Репертуар второго отделения, если отмести знаменитый романс Тости «Ideale», еще один прекрасный, но в данном контексте однозначно дежурный номер, явно оказавшийся здесь для количественного наполнения программы, а также сцену и арию Макдуфа, еще не веристскую, но уже пронзительно драматичную, то

«веристские нотки» исполнитель прибавлял по возрастающей.

Начал он с романса Маурицио из первого акта «Адриенны Лекуврер» Чилеа, затем продолжил плачем Федерико из «Арлезианки» всё того же Чилеа, а завершил арией Каварадосси, о которой речь шла в самом начале. И – удивительное дело! – несмотря на то, что с каждой из этих трех арий природа голоса певца корреспондирует в меньшей степени, чем с партией вердиевского Герцога, именно хиты Чилеа и Пуччини произвели на сей раз наиболее благоприятное впечатление.

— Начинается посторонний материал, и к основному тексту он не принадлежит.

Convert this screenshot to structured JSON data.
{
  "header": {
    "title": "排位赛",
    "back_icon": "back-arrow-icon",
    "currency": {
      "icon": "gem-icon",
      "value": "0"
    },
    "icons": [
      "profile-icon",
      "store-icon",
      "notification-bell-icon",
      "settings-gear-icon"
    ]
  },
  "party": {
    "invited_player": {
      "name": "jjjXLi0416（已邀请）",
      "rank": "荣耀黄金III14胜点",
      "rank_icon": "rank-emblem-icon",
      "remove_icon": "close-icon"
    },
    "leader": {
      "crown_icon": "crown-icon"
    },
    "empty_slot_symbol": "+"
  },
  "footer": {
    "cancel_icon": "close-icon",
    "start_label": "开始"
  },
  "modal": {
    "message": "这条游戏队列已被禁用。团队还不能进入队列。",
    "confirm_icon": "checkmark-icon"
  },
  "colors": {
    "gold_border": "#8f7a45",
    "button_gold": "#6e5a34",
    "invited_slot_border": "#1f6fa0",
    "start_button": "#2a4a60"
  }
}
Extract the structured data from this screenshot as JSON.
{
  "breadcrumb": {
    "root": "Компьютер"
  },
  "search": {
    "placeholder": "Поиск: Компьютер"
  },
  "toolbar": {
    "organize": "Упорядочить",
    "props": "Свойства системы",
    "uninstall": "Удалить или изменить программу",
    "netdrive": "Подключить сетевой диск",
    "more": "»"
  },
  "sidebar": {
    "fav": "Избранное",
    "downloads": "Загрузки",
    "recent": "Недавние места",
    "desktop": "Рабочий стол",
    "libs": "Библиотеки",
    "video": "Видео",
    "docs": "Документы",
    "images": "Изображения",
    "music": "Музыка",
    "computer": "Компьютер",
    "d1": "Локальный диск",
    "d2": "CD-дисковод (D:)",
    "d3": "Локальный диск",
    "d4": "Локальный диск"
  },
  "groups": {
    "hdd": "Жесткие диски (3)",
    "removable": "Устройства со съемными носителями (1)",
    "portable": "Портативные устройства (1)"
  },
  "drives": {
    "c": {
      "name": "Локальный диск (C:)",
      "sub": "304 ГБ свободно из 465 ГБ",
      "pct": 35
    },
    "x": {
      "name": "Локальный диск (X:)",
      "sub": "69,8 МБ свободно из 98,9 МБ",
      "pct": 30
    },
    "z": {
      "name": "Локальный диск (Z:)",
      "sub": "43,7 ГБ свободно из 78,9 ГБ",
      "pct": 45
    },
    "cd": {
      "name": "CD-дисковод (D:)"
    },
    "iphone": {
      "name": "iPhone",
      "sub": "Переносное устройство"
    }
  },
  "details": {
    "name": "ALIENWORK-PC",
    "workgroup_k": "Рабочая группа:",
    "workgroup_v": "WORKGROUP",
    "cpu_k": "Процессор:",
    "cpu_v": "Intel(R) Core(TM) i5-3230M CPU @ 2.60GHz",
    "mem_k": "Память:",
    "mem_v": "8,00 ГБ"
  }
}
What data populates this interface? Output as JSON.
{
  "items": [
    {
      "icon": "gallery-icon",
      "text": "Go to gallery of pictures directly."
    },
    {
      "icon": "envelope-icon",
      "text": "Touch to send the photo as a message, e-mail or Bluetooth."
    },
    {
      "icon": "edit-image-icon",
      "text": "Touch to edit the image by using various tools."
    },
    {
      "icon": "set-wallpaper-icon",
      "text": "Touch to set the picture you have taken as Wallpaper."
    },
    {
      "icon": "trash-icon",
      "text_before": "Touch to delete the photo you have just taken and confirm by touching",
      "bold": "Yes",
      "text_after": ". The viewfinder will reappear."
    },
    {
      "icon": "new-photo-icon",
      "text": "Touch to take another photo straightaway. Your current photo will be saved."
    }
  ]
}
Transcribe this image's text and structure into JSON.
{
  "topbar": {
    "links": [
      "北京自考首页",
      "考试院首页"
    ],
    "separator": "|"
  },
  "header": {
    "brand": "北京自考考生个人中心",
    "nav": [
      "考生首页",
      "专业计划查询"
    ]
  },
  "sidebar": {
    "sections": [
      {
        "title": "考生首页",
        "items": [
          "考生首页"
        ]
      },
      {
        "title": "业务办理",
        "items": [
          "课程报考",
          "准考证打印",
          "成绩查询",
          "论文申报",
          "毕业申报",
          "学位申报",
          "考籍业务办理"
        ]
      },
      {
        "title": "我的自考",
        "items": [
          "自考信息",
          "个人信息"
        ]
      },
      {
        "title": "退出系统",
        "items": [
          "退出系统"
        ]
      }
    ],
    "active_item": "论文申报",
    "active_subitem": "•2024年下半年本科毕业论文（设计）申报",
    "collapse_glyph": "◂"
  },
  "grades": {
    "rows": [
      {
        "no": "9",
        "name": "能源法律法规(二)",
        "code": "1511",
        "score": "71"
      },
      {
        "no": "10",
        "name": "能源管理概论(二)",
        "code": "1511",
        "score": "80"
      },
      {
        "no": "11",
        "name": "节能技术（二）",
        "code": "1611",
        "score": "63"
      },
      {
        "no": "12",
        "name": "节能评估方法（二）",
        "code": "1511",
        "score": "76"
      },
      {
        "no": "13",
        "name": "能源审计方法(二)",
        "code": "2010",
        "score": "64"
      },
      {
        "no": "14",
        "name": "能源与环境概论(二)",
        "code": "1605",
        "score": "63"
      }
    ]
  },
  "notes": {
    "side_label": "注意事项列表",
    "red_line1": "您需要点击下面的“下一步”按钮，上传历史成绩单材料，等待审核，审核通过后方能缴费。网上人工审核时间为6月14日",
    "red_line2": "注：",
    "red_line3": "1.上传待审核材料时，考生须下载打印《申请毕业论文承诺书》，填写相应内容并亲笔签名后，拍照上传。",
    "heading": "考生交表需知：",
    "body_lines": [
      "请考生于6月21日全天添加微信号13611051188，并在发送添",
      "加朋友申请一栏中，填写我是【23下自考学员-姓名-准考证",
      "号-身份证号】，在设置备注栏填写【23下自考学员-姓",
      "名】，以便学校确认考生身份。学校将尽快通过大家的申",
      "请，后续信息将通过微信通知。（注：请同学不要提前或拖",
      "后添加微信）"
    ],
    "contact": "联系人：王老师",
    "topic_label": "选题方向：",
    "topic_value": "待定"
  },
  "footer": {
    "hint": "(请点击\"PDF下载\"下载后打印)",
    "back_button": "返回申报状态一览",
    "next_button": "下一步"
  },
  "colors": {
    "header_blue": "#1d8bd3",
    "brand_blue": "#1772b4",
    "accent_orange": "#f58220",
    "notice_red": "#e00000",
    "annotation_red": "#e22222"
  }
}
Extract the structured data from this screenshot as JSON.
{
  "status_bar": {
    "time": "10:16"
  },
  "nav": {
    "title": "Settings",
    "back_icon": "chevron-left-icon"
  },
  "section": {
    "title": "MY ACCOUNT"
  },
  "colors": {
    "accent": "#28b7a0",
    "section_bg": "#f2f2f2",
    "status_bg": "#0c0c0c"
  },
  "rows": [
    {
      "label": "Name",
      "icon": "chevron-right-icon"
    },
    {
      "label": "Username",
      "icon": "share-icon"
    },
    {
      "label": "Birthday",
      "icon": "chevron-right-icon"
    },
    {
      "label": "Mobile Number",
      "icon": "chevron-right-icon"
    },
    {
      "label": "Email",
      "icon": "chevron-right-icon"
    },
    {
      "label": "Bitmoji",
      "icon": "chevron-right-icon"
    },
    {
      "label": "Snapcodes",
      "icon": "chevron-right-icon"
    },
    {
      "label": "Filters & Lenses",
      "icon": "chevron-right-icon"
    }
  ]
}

И это вполне объяснимо, ведь вокальные задачи здесь совсем иные, а звуковедение практически на всем своем протяжении требует усиленного и постоянного драматического посыла, менее тонкой вокальной выразительности, чем в исполненных номерах партий Герцога и Макдуфа.

Но голосовая метаморфоза певца произошла как-то стремительно быстро: это уже не лирический, но еще и не драматический тенор.

При этом в традиционном понимании назвать его лирико-драматическим, подразумевая обладание всем необходимым арсеналом технической оснащенности, крайне сложно. Пожалуй, лишь первый бис, запетый в последнее время до дыр романс Леандро из сарсуэлы Соросабаля «Трактирщица из порта» отчасти на это намекнул.

Вполне прилично удался певцу и второй бис – легкая, почти эстрадная песенка Леонкавалло «Mattinata». А вот за неаполитанский хит Эдуардо Ди Капуа «’O sole mio», в котором требовалось показать и подвижность, и фиоритуры, и диапазон, исполнителю – при существующем раскладе его вокальной формы – лучше было бы и не браться.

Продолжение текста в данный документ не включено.